This cost function combines the model’s statistical fit (AIC) with penalties on various quality metrics such as relative standard errors (RSEs), omega values, shrinkage, and the condition number. It allows model selection to account for both goodness-of-fit and model stability.

Penalty Structure

Each model metric is evaluated against a set of thresholds, with penalties increasing as the metric deviates from acceptable ranges.
The function applies piecewise linear penalties defined as follows:

Parameter	Estimated value	Threshold	Penalty
Fixed effects	Relative error	10%	0
		30%	20
		75%	100
		1000%	100000
Random effects	Relative error	20%	0
		40%	30
		65%	100
		1000%	100000
Random effects	Value (CV%)	0 (0 CV%)	1000000
		0.001 (3 CV%)	1000
		0.01 (10 CV%)	0
		1 (131 CV%)	0
		1.65 (205 CV%)	100
		2.3 (300 CV%)	500
		3 (437 CV%)	10000
		3.5 (567 CV%)	1000000
Random effects	Shrinkage	40%	0
Random effects	Shrinkage	100%	200
Condition number	Condition number	500	0
		1000	100
		10000	1000
		1000000	10000000

Implementation in R

Below is a sample implementation of the penalized cost function.
It reads Monolix output files, extracts relevant metrics, computes penalties via linear interpolation, and returns the penalized AIC value.

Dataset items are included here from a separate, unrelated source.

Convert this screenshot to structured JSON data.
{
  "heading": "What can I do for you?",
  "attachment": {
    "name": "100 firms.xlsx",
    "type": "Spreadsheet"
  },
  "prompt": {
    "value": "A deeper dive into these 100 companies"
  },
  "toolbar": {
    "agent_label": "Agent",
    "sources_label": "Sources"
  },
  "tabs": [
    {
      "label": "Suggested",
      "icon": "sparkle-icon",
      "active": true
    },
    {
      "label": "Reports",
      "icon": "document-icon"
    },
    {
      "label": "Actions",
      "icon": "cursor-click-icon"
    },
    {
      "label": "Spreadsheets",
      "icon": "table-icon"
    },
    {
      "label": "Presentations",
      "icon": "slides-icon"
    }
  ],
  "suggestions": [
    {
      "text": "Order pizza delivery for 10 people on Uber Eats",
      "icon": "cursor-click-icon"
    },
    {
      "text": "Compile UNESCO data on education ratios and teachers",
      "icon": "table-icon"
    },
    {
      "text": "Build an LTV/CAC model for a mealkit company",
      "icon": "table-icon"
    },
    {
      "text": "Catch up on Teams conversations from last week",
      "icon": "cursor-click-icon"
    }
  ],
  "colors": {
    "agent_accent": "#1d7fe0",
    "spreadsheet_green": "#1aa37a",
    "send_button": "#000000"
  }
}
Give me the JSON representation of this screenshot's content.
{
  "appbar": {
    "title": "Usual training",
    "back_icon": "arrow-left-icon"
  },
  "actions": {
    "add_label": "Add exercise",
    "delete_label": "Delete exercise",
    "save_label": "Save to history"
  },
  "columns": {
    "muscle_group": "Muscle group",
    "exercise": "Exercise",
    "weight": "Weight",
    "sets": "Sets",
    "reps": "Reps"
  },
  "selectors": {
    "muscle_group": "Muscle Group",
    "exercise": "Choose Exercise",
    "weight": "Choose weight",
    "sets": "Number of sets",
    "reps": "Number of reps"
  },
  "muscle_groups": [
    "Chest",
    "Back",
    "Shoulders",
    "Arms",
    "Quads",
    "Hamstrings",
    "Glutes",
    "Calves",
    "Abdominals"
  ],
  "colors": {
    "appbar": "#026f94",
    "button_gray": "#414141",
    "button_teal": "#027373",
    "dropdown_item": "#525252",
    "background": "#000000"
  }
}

# --- Helpers ---------------------------------------------------------------

piecewise_linear_interp <- function(x, xp, yp, na_value = 0) {
  stopifnot(length(xp) == length(yp), length(xp) >= 2)

  if (is.na(x)) return(na_value)
  if (x <= xp[1]) return(yp[1])
  if (x >= xp[length(xp)]) return(yp[length(yp)])

  i <- findInterval(x, xp)
  x0 <- xp[i]; x1 <- xp[i + 1]
  y0 <- yp[i]; y1 <- yp[i + 1]
  y0 + (y1 - y0) * (x - x0) / (x1 - x0)
}

make_penalty_curve <- function(xp, yp, transform_x = identity) {
  force(xp); force(yp); force(transform_x)
  function(x) piecewise_linear_interp(transform_x(x), xp = xp, yp = yp)
}

sum_penalty <- function(x, f) {
  if (is.null(x) || length(x) == 0) return(0)
  sum(vapply(x, f, numeric(1)), na.rm = TRUE)
}

safe_aic <- function() {
  ll <- getEstimatedLogLikelihood()

  aic_is <- ll$importanceSampling[["AIC"]]
  if (!is.null(aic_is) && !is.na(aic_is)) return(aic_is)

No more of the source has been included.